I am not interested in roaming the internet and telling people that I think the way they’re responding to X situation isn’t what I would do. This is something you have to evaluate on your own and decide for yourself if you’re comfortable with it. There’s lots of things that I don’t personally do because it isn’t the right avenue for me that plenty of other people do on the regular. For example, I don’t really do online debates. Not even in my own comment section. I don’t argue with people on Twitter. Sometimes I’ll respond, but it’s going to be a single comment or tweet most of the time. I’ll engage people in conversation, but the second it takes on that “debate” tone I whistle for a cab. That doesn’t mean that I think getting into it on Twitter is a “wrong” way to be an activist. I appreciate the people who are willing to do that because I’m not.
I’ve learned that, for myself, engaging in extended online debates isn’t healthy and is almost always unproductive in the ways that I’d like a conversation to be productive. Doesn’t mean that another person finds it extremely productive for a variety of reasons that don’t apply to me.
But I have seen whole groups, whole movements of people who identify as abuse survivors, who seem to wander around the internet frothing at the mouth for a good knock-down drag-out fight with pretty much anyone and I don’t agree with that. I left Stuff Christian Culture Likes because the community as a whole engaged in bullying en masse. I’ve seen relative unkowns, people with less than a hundred followers on Twitter, get ripped to shreds by hundreds of people all at once and it is disturbing.
To me, some of the things I see on happen on Survivor!Twitter don’t seem any different than the 4Chan trolls who organized to harass and threaten Anita Sarkeesian and Brianna Wu.
I also don’t think it’s ok to do the this to “public figures.” I will shout about how Mark Driscoll and Tony Jones are sexist bullies until the cows come home, and while I’ll join a protest– I’m not going to join a mob.
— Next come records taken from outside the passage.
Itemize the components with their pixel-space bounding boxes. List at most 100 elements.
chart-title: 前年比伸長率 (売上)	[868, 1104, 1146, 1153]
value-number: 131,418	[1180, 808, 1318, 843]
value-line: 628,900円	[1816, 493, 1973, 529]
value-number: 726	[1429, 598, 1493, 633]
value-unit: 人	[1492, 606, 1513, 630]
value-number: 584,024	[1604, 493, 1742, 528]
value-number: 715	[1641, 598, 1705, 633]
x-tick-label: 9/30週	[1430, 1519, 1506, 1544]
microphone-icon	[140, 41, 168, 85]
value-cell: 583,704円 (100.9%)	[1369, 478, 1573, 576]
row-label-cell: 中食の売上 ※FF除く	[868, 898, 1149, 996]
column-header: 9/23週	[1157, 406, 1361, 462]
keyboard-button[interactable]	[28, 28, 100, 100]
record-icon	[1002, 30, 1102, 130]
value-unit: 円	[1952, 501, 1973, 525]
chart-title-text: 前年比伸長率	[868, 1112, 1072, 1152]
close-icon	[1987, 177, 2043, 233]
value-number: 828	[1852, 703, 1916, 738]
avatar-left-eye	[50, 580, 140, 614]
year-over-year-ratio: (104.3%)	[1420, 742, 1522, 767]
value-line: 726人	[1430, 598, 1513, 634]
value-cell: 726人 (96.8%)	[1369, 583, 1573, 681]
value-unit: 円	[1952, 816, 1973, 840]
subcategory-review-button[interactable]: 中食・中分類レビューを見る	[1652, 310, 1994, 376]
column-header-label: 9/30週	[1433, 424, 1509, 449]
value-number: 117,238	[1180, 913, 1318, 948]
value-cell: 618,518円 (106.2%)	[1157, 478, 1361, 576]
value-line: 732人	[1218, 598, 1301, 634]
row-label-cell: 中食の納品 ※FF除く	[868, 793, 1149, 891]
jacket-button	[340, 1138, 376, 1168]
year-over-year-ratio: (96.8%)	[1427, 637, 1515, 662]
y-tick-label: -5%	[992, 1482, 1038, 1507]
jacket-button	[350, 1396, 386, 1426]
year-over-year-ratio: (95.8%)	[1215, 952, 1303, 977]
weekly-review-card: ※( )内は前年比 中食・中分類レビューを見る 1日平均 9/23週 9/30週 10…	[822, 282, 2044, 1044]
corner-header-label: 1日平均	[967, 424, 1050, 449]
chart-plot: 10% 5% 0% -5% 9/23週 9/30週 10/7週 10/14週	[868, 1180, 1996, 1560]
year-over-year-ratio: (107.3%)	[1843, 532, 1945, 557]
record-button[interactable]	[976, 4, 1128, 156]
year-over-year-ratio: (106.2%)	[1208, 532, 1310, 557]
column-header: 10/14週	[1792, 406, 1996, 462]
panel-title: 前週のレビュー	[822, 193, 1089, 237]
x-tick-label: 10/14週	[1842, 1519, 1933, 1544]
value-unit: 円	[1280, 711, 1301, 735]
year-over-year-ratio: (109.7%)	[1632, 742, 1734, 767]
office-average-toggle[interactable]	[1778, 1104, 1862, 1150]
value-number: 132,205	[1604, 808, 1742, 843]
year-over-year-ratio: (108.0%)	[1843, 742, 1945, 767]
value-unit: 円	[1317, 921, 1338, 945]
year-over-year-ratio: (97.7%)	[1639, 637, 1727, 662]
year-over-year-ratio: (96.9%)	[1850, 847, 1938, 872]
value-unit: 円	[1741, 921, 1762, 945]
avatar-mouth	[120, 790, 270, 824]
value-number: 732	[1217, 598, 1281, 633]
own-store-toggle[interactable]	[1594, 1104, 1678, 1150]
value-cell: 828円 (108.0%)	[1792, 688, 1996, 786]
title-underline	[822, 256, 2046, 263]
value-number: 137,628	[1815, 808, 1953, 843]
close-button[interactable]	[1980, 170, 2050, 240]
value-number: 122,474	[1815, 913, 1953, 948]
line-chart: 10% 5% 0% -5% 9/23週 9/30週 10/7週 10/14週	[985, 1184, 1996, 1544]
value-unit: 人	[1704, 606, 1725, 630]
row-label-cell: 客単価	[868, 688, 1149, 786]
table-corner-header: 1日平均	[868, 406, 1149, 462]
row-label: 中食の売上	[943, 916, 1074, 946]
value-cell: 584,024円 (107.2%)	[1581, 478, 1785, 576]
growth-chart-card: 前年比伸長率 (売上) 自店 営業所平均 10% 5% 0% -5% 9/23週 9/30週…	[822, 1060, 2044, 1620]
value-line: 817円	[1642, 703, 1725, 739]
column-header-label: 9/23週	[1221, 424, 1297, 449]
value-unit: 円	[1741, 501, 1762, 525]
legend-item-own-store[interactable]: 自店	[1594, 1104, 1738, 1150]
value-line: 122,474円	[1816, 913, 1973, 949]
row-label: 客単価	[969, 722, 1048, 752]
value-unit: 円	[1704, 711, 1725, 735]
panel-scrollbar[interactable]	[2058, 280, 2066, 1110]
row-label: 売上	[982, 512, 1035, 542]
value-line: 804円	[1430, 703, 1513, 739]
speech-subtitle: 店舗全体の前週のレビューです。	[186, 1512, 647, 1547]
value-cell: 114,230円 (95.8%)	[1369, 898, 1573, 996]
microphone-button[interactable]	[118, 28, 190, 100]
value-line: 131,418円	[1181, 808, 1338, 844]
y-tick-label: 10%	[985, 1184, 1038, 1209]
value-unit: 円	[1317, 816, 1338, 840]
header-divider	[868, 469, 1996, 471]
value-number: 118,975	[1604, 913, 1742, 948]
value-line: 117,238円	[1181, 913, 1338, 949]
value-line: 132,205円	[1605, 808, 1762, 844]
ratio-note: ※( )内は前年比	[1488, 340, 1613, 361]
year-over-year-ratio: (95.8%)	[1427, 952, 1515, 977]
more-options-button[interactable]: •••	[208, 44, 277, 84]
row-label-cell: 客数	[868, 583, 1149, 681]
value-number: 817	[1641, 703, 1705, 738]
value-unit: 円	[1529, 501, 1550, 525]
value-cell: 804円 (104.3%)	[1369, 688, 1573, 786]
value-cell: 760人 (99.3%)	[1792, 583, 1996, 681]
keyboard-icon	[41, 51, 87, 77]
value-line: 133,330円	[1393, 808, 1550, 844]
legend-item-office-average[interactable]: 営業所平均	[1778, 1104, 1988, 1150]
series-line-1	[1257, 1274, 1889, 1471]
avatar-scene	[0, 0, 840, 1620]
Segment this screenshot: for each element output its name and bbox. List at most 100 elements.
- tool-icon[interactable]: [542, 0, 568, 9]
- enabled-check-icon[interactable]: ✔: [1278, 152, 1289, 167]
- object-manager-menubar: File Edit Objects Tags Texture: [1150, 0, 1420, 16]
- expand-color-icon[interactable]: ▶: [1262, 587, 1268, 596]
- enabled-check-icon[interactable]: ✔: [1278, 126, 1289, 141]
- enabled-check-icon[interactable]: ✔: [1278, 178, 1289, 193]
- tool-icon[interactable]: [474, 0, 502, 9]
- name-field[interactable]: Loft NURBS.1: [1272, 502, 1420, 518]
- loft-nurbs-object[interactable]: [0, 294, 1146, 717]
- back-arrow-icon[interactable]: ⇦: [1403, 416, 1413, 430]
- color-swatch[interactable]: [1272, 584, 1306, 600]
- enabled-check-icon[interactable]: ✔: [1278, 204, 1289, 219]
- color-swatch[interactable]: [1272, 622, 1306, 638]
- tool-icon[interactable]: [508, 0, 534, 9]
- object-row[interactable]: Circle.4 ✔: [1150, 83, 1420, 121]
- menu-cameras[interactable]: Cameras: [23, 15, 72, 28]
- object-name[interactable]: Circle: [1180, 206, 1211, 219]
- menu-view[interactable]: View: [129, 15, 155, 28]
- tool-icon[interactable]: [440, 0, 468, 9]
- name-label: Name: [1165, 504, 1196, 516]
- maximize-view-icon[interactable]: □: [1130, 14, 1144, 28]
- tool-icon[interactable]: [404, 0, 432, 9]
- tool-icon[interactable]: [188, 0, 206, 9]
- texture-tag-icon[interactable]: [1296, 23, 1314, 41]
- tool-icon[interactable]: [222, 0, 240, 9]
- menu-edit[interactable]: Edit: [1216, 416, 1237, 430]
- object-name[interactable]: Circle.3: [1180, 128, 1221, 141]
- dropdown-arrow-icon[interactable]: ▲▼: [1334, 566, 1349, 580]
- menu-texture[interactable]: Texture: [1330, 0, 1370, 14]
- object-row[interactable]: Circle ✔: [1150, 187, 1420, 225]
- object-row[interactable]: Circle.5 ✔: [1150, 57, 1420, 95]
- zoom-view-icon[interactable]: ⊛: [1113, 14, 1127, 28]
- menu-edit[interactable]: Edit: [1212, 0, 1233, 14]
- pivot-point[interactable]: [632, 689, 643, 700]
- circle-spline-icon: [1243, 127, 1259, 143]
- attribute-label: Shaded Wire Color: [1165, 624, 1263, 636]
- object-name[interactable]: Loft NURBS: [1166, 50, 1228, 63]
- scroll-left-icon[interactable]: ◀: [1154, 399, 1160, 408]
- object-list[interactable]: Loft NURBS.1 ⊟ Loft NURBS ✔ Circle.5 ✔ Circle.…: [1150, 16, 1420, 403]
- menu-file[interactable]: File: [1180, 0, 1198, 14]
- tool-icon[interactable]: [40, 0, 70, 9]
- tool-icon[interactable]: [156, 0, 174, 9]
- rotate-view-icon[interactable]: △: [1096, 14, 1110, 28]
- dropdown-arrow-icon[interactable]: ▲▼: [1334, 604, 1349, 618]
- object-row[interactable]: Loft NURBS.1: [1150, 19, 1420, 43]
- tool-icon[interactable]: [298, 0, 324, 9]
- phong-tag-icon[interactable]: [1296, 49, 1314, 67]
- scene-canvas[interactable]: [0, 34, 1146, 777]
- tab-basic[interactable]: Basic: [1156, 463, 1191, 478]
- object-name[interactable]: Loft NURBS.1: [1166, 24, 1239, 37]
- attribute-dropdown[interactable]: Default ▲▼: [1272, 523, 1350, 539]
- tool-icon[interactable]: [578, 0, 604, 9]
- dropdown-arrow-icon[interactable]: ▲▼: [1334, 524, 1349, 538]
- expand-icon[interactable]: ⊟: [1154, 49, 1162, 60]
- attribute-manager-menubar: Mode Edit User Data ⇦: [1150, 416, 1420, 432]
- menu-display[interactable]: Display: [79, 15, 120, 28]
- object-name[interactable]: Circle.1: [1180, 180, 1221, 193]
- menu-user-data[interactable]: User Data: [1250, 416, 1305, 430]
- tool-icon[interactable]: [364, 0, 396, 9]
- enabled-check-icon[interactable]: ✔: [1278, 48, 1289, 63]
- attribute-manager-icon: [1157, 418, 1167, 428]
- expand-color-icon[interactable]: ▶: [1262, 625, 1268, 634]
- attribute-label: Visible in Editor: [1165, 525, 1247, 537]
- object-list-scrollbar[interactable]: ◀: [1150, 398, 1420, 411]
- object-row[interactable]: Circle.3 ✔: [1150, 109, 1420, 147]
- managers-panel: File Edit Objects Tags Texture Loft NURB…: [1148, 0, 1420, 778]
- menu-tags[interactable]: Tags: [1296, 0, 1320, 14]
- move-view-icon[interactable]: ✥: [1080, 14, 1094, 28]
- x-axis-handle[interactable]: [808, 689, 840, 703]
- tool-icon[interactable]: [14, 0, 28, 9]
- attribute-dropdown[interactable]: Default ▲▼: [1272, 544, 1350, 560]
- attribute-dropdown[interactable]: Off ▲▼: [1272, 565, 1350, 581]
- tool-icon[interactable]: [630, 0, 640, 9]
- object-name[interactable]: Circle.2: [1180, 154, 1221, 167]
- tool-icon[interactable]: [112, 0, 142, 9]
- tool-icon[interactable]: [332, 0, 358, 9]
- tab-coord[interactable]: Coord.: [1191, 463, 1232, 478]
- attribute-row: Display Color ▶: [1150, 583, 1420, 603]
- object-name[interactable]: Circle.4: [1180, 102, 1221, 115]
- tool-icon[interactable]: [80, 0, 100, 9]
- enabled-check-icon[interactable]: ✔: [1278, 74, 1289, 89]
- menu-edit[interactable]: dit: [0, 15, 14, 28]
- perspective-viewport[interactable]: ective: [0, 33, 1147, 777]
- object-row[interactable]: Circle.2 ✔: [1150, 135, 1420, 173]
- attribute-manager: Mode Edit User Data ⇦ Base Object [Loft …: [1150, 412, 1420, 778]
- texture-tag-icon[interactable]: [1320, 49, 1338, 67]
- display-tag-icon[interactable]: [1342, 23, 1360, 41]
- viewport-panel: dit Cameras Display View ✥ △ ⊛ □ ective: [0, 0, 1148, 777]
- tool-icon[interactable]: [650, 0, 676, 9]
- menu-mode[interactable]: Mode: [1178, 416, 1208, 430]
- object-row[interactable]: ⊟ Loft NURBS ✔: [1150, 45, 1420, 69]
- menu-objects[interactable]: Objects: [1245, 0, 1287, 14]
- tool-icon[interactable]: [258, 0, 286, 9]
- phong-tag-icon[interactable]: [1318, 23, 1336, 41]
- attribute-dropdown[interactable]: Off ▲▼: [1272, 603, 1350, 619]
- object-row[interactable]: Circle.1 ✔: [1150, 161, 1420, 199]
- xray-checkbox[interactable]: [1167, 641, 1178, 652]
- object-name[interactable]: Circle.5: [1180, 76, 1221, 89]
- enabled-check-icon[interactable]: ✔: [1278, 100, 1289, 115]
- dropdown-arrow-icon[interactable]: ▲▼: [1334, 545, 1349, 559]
I think leaders like Tony Jones and Matthew Paul Turner tend to see pitchforks and torches where none actually exist and misinterpret many people criticizing them all at once as a “lynch mob” (note: fellow white people, please do not use the term lynch mob to describe anything that happens to you until you’ve been an oppressed racial minority for centuries and a crowd of people show up at your house with a noose), but I have to admit that I am terrified of becoming a “public figure” like Rachel Held Evans and Nadia Bolz-Weber.
The platform I have right now is small and intimate and lovely and cozy and I think it’s pretty much the best thing ever. But, hopefully, someday, I’ll write a New York Times best-seller and have a blog where every post gets a 100+ comments, and while that will also be awesome… I’m still going to be a human being, and I am going to fuck up. I am going to do something pretty bad, and it is going to upset an awful lot of people. I hope that when that day comes that I’ll realize how badly I fucked up and be able to make amends, but I also hope that when I do, eventually, fuck up that someone doesn’t make a parody account of me and that my inbox isn’t flooded with people telling me that I’m a worthless human being and that I’m no better than an abuser.